L'évocation du Japon, pays du Soleil Levant suggère instantanément des images classiques tels que les pousseurs dans le métro, les cohortes de japonais sillonnant les capitales européennes, les jeux vidéos, la technicité, les cerisiers en fleurs, les kimonos, les arts martiaux, le sumo... liste non exhaustive.
J'ai eu le bonheur de découvrir ce pays à maintes reprises, de goûter son atmosphère, de savourer sa cuisine raffinée, d'être confrontée à ses paradoxes, d'apprécier ses saisons, d'approcher sa culture. Le Japon quoique très industrialisé, se caractérise par maints contrastes, preuve en est la pérennité des fêtes traditionnelles qui sont respectées par les Japonais.
J'ai envie de vous inviter à découvrir un Japon plus singulier, qui sort des lieux communs, qui permet en quelque sorte une découverte de la quotidienneté par le biais des traditions, des croyances, des habitudes et des superstitions.
Partons à la découverte des traditions!
Le premier janvier est marqué par la visite au temple. Traditionnellement un repas spécial est servi, mais cette coutume se perd un peu. Les familles japonaises, au petit-déjeuner mangent un potage servi avec des feuilles vertes mitsuba et des mochi (gâteaux de riz). En guise de dessert, selon les goûts de la personne, l'usage est de manger des mochi servis dans une sauce liquide et chaude d'azuki (pois rouges).
En japonais, le nouvel an se dit: Shin nen kai.
Pour préparer les mochi on utilise un riz spécial qui après avoir été cuit est longuement malaxé jusqu'à l'obtention d'une pâte élastique qui sera répartie en petites boules. Au Japon il existe deux sortes de riz , le riz de tous les jours et le riz réservé pour les occasions spéciales (motchi*).
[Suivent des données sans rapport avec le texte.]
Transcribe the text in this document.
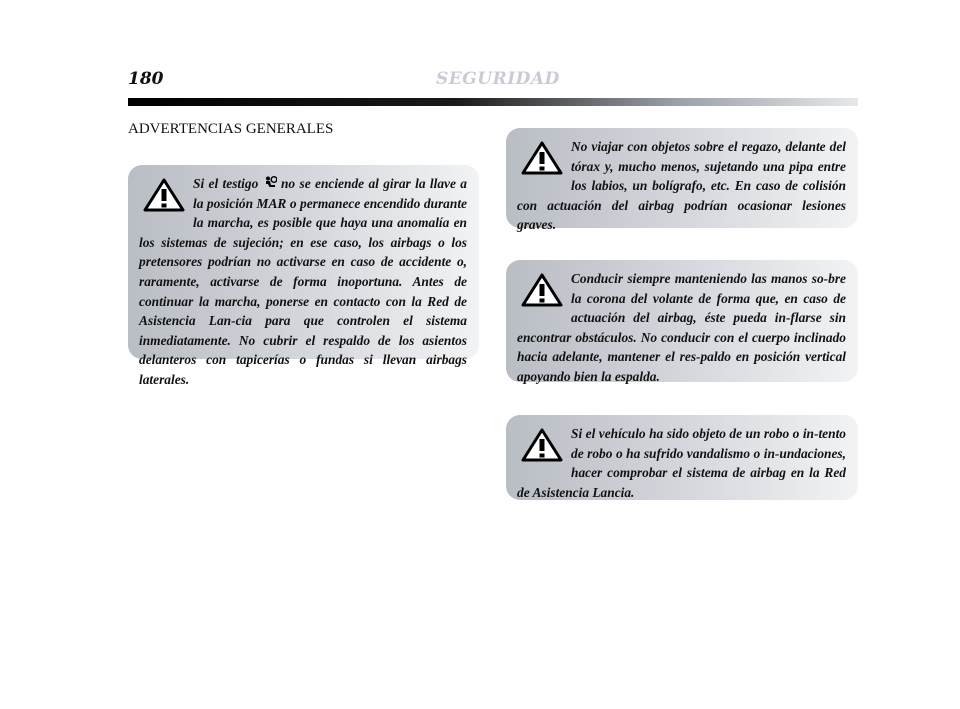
180	SEGURIDAD
ADVERTENCIAS GENERALES

Si el testigo  no se enciende al girar la llave a la posición MAR o permanece encendido durante la marcha, es posible que haya una anomalía en los sistemas de sujeción; en ese caso, los airbags o los pretensores podrían no activarse en caso de accidente o, raramente, activarse de forma inoportuna. Antes de continuar la marcha, ponerse en contacto con la Red de Asistencia Lan-cia para que controlen el sistema inmediatamente. No cubrir el respaldo de los asientos delanteros con tapicerías o fundas si llevan airbags laterales.

No viajar con objetos sobre el regazo, delante del tórax y, mucho menos, sujetando una pipa entre los labios, un bolígrafo, etc. En caso de colisión con actuación del airbag podrían ocasionar lesiones graves.

Conducir siempre manteniendo las manos so-bre la corona del volante de forma que, en caso de actuación del airbag, éste pueda in-flarse sin encontrar obstáculos. No conducir con el cuerpo inclinado hacia adelante, mantener el res-paldo en posición vertical apoyando bien la espalda.

Si el vehículo ha sido objeto de un robo o in-tento de robo o ha sufrido vandalismo o in-undaciones, hacer comprobar el sistema de airbag en la Red de Asistencia Lancia.
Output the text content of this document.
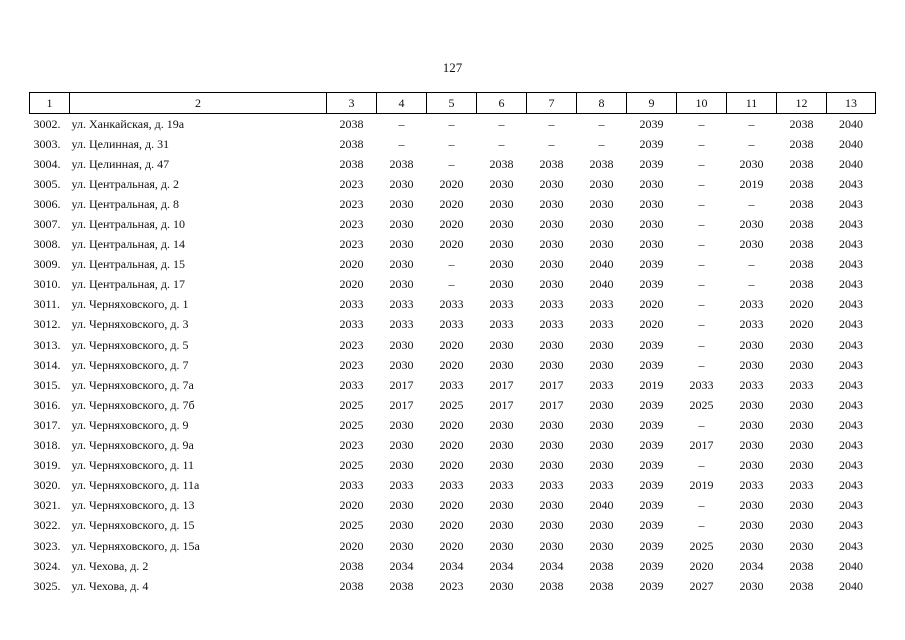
127
1	2	3	4	5	6	7	8	9	10	11	12	13
3002.	ул. Ханкайская, д. 19а	2038	–	–	–	–	–	2039	–	–	2038	2040
3003.	ул. Целинная, д. 31	2038	–	–	–	–	–	2039	–	–	2038	2040
3004.	ул. Целинная, д. 47	2038	2038	–	2038	2038	2038	2039	–	2030	2038	2040
3005.	ул. Центральная, д. 2	2023	2030	2020	2030	2030	2030	2030	–	2019	2038	2043
3006.	ул. Центральная, д. 8	2023	2030	2020	2030	2030	2030	2030	–	–	2038	2043
3007.	ул. Центральная, д. 10	2023	2030	2020	2030	2030	2030	2030	–	2030	2038	2043
3008.	ул. Центральная, д. 14	2023	2030	2020	2030	2030	2030	2030	–	2030	2038	2043
3009.	ул. Центральная, д. 15	2020	2030	–	2030	2030	2040	2039	–	–	2038	2043
3010.	ул. Центральная, д. 17	2020	2030	–	2030	2030	2040	2039	–	–	2038	2043
3011.	ул. Черняховского, д. 1	2033	2033	2033	2033	2033	2033	2020	–	2033	2020	2043
3012.	ул. Черняховского, д. 3	2033	2033	2033	2033	2033	2033	2020	–	2033	2020	2043
3013.	ул. Черняховского, д. 5	2023	2030	2020	2030	2030	2030	2039	–	2030	2030	2043
3014.	ул. Черняховского, д. 7	2023	2030	2020	2030	2030	2030	2039	–	2030	2030	2043
3015.	ул. Черняховского, д. 7а	2033	2017	2033	2017	2017	2033	2019	2033	2033	2033	2043
3016.	ул. Черняховского, д. 7б	2025	2017	2025	2017	2017	2030	2039	2025	2030	2030	2043
3017.	ул. Черняховского, д. 9	2025	2030	2020	2030	2030	2030	2039	–	2030	2030	2043
3018.	ул. Черняховского, д. 9а	2023	2030	2020	2030	2030	2030	2039	2017	2030	2030	2043
3019.	ул. Черняховского, д. 11	2025	2030	2020	2030	2030	2030	2039	–	2030	2030	2043
3020.	ул. Черняховского, д. 11а	2033	2033	2033	2033	2033	2033	2039	2019	2033	2033	2043
3021.	ул. Черняховского, д. 13	2020	2030	2020	2030	2030	2040	2039	–	2030	2030	2043
3022.	ул. Черняховского, д. 15	2025	2030	2020	2030	2030	2030	2039	–	2030	2030	2043
3023.	ул. Черняховского, д. 15а	2020	2030	2020	2030	2030	2030	2039	2025	2030	2030	2043
3024.	ул. Чехова, д. 2	2038	2034	2034	2034	2034	2038	2039	2020	2034	2038	2040
3025.	ул. Чехова, д. 4	2038	2038	2023	2030	2038	2038	2039	2027	2030	2038	2040
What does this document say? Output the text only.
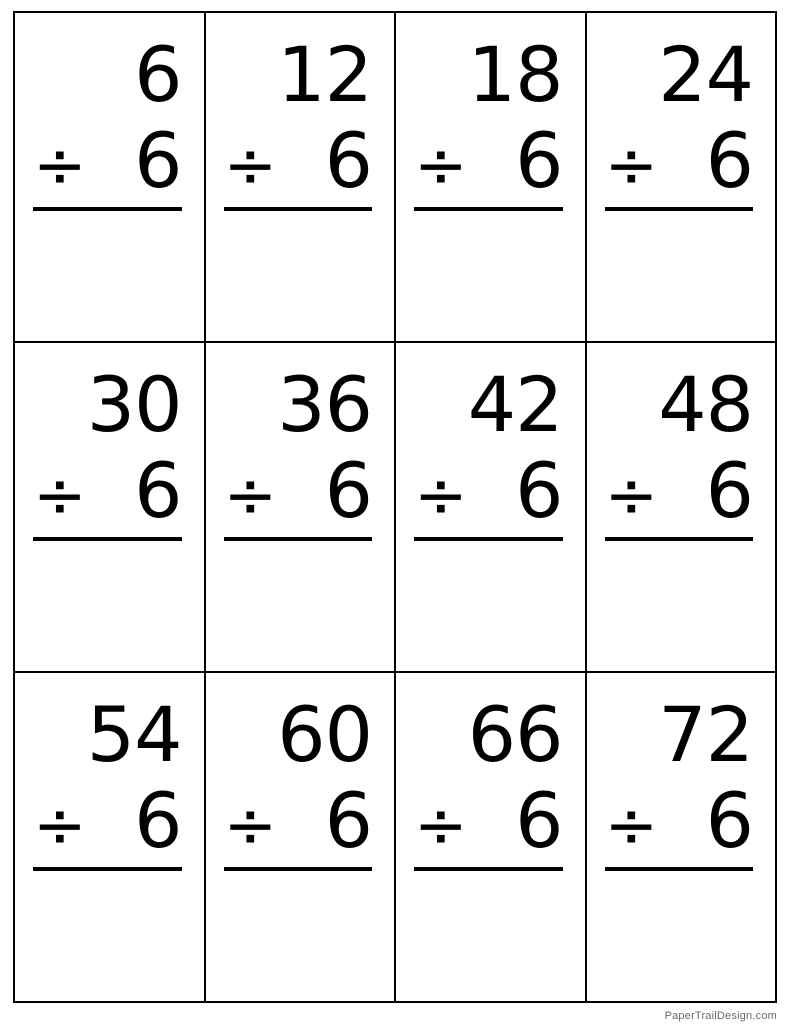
6
÷ 6
12
÷ 6
18
÷ 6
24
÷ 6
30
÷ 6
36
÷ 6
42
÷ 6
48
÷ 6
54
÷ 6
60
÷ 6
66
÷ 6
72
÷ 6
PaperTrailDesign.com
Le mochi symbolise la vie qui s'allonge en référence à l'élasticité du gâteau de riz, ainsi le bonheur, la santé, l'argent se prolongent, c'est pourquoi les Japonais mangent des mochi le jour de l'An. A minuit le 31 décembre, les Japonais ont pour habitude de manger des nouilles de sarrasin toshi koshi soba ce qui signifie textuellement passer l'année sain et sauf. La signification est identique à celle des mochi.
Dans le sud du Japon on mange beaucoup de mochi, cela a pour effet d'apporter richesse et prospérité daifuku (dai: grand, fuku: riche, bien)
Traditionnellement pendant sept jours soit du premier au sept janvier des décorations de la nouvelle année sont exposées dans les grands magasins, dans les familles, elles seront ultérieurement brûlées au temple. Ces décorations se composent par exemple de baguette de bambou avec un mochi à trois étages avec à son sommet une petite orange, d'un petit tambourin, d'une grue en papier plié. En japonais le pliage du papier se dit origami.
Devant leur porte d'entrée les gens déposent une décoration en bambou et en pin kadomatsu.
Au mois de février, les 3 ou 4 février, chaque Japonais a pour habitude d'acheter son paquet de pois de soja daizu. Tous les supermarchés des villes et des campagnes vendent les daizu. S'en suit une petite cérémonie qui consiste à jeter les pois dans toute la maison, dans tout l'appartement et sur le balcon ceci pour en chasser les démons. Fenêtres et portes sont ouvertes pendant que la personne disperse les pois dans toutes les pièces et qu'elle prononce les paroles Oni wa soto, ce qui signifie "démons dehors!" Après la personne ajoute les paroles suivantes Fukuwa utchi ce qui signifie "joie dans la maison" qui marque l'appel à Dieu.
Le troisième jour du troisième mois marque momosetsuku ou la fête des petites filles. Suku signifie fête en japonais. A cette occasion des décorations spécifiques poupées de la famille royale sont vendues dans les magasins.